A mulher calada, com rosmaninho nos olhos e riso pé de salsa.
Tinha-a visto separar os dentes de alho, espalhando cada um
na mesa de madeira, escolhendo os fortes, cheirando e farejando cada casca,
cada polpa, cada película branca e fina como véu de noiva camponesa. Tinha-a
visto sorrir e cravar a unha na esbranquiçada meia-lua que me dava a cheirar
depois de apunhalada e recortada.
- São estes os melhores, menina. Veja como largam sumo
quando os corto. Quer ver como se faz? Experimentar?
Pego na meia-lua e tento com a vontade e as unhas de menina
mimada, nascida em faz-de-conta, lanhar a pele, a película que protege e
recobre a polpa carnuda daquele aroma inteiro e prepotente.
A mulher sorri. Senta-se no banco de madeira e de
mãos nos joelhos afastados. Observa-me com atenção redobrada.
- Use a faca para cortar primeiro o lado mais grosso do
dente. Vai ver como depois é mais fácil amanhar o resto. Pode esmagar tudo com
a faca deitada sobe o alho que logo sai a casca ou pode descascar primeiro e
picar tudo fino.
- Quem te ensinou tudo isto?! Tu sabes tudo!
Ri-se.
Que ninguém lhe ensinou nada na vida, que os pobres, menina,
já nascem ensinados.
- Não é o cheiro do alho que trago nas mãos, é o cheiro
dos pobres. Olhe a menina que mesmo se esmagasse todos estes trastes, não lhe
ficava réstia de cheiro nos dedos. Já nascem a saber os pobres, minha menina.

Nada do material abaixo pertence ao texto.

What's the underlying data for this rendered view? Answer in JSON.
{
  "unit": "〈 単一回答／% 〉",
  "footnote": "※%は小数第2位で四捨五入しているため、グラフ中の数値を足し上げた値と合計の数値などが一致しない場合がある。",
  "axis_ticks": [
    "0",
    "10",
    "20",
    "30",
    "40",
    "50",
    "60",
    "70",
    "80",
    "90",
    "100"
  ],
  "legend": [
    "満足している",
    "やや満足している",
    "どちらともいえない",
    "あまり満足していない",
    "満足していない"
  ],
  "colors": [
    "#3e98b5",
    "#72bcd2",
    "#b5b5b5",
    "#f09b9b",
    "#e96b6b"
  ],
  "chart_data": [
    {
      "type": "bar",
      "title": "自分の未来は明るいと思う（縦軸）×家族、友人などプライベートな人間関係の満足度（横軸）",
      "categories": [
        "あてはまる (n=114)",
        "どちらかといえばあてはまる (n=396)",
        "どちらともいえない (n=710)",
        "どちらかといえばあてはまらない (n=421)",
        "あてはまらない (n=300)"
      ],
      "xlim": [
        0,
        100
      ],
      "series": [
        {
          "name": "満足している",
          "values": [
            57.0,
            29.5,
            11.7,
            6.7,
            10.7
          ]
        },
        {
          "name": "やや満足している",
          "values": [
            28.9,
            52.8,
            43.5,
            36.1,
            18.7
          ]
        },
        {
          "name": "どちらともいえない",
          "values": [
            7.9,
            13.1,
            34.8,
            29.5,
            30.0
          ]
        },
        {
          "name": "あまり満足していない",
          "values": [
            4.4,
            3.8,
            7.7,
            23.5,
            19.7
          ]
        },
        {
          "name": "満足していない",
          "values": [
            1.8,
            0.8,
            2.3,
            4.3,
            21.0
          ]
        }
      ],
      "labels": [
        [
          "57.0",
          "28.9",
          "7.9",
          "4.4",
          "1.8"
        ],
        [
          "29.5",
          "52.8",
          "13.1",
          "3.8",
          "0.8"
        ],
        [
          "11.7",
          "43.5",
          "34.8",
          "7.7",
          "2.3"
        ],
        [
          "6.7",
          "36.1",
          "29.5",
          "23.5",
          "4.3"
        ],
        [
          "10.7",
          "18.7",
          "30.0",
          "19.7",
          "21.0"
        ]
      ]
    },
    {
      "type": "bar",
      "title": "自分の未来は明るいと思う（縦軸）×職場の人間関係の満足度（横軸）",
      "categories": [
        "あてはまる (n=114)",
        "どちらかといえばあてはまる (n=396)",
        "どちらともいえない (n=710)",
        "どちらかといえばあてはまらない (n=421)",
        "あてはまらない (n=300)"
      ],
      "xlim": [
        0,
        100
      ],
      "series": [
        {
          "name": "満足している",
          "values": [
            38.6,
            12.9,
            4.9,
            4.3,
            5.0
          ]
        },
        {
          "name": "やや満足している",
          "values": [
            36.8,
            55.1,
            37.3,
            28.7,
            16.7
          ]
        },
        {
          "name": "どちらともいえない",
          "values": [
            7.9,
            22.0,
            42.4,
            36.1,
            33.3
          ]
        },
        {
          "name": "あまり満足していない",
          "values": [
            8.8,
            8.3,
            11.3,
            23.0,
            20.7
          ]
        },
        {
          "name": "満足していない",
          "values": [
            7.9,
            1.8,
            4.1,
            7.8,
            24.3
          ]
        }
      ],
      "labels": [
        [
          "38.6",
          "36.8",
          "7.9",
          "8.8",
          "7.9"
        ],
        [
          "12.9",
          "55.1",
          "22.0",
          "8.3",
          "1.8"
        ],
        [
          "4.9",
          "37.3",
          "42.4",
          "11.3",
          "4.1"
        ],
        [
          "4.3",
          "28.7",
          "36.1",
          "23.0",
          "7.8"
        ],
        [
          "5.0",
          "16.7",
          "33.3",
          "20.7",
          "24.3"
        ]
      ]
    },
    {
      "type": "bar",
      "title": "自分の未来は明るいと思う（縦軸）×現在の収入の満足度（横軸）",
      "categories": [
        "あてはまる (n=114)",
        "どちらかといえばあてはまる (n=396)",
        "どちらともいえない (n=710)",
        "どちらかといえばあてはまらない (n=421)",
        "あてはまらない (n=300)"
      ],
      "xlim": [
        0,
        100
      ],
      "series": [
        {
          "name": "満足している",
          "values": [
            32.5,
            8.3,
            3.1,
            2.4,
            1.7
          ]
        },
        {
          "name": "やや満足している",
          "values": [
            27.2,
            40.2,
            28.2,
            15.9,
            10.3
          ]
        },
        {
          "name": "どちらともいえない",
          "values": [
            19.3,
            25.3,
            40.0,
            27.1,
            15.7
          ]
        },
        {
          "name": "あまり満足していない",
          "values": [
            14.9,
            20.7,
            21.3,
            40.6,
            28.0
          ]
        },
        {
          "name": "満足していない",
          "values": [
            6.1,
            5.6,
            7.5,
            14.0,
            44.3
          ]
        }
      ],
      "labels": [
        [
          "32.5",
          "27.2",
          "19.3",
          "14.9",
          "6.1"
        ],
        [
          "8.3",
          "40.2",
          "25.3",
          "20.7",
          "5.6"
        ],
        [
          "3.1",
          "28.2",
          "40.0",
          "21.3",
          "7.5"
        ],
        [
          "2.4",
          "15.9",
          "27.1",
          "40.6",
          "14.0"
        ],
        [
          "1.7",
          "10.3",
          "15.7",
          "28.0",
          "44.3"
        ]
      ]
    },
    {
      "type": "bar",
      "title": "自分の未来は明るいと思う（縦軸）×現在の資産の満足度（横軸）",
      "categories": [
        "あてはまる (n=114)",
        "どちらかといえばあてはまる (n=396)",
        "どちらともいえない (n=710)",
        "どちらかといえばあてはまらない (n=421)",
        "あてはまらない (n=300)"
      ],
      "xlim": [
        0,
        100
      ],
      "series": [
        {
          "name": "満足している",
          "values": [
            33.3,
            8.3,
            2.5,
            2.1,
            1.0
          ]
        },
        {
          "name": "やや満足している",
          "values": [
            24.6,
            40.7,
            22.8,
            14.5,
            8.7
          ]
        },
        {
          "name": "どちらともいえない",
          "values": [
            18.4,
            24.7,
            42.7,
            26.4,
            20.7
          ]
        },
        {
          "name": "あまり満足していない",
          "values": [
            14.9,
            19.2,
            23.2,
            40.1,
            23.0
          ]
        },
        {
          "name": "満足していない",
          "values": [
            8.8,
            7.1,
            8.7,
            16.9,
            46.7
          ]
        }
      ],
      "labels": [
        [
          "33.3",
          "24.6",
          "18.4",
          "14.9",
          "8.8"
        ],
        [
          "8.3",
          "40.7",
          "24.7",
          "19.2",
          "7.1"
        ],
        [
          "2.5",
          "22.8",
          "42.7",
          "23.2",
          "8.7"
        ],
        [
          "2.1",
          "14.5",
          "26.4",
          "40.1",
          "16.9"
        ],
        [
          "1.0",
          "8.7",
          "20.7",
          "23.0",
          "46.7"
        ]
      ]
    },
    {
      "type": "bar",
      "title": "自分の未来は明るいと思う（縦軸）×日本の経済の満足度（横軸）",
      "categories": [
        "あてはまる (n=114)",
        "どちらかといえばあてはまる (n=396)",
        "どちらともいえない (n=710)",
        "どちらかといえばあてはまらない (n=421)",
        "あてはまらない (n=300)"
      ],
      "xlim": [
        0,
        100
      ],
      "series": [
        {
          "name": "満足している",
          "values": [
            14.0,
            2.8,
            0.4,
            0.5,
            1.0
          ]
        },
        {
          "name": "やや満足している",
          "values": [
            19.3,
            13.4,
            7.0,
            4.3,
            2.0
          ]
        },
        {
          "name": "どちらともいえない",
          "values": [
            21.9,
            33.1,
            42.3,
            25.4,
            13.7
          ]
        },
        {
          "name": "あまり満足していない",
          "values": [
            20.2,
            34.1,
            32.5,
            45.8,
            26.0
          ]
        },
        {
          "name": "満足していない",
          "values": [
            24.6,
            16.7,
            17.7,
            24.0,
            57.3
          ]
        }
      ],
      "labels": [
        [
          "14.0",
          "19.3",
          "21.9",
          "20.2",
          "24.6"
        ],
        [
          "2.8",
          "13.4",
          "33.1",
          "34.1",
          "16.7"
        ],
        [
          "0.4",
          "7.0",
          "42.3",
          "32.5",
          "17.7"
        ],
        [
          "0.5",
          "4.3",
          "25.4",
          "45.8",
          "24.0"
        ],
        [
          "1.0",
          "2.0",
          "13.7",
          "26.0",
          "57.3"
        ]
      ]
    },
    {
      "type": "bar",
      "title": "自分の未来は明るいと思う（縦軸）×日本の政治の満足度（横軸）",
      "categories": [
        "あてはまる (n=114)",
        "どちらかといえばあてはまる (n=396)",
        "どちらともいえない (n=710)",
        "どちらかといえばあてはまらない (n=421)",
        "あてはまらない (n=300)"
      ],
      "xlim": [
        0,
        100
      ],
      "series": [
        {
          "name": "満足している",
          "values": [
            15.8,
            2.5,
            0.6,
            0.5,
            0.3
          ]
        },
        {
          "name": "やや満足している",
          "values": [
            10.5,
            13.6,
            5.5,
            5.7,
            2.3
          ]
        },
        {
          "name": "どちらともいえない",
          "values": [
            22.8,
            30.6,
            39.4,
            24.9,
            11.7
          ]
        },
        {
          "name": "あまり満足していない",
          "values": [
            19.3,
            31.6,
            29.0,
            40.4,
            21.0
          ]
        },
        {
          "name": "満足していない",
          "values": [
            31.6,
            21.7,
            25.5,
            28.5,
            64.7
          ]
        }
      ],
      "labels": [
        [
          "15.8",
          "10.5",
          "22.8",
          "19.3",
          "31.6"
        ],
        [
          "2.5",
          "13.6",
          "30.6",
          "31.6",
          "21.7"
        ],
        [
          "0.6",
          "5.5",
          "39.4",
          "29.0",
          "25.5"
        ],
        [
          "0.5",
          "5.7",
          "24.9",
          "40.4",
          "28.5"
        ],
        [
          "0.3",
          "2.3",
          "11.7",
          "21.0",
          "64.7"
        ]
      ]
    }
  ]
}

Rebentam as águas à mãe porque sabem que há que as ver correr debaixo dos moinhos.
Depois, e a rir, tira-me das mãos os alhos por partir,
empurra-me para fora da cozinha e fecha-me na cara a porta do domínio.
Levo os meus dedos ao nariz. Farejo, procuro, inspiro,
cheiro, aspiro, insisto e volto a farejar.
São inodoros.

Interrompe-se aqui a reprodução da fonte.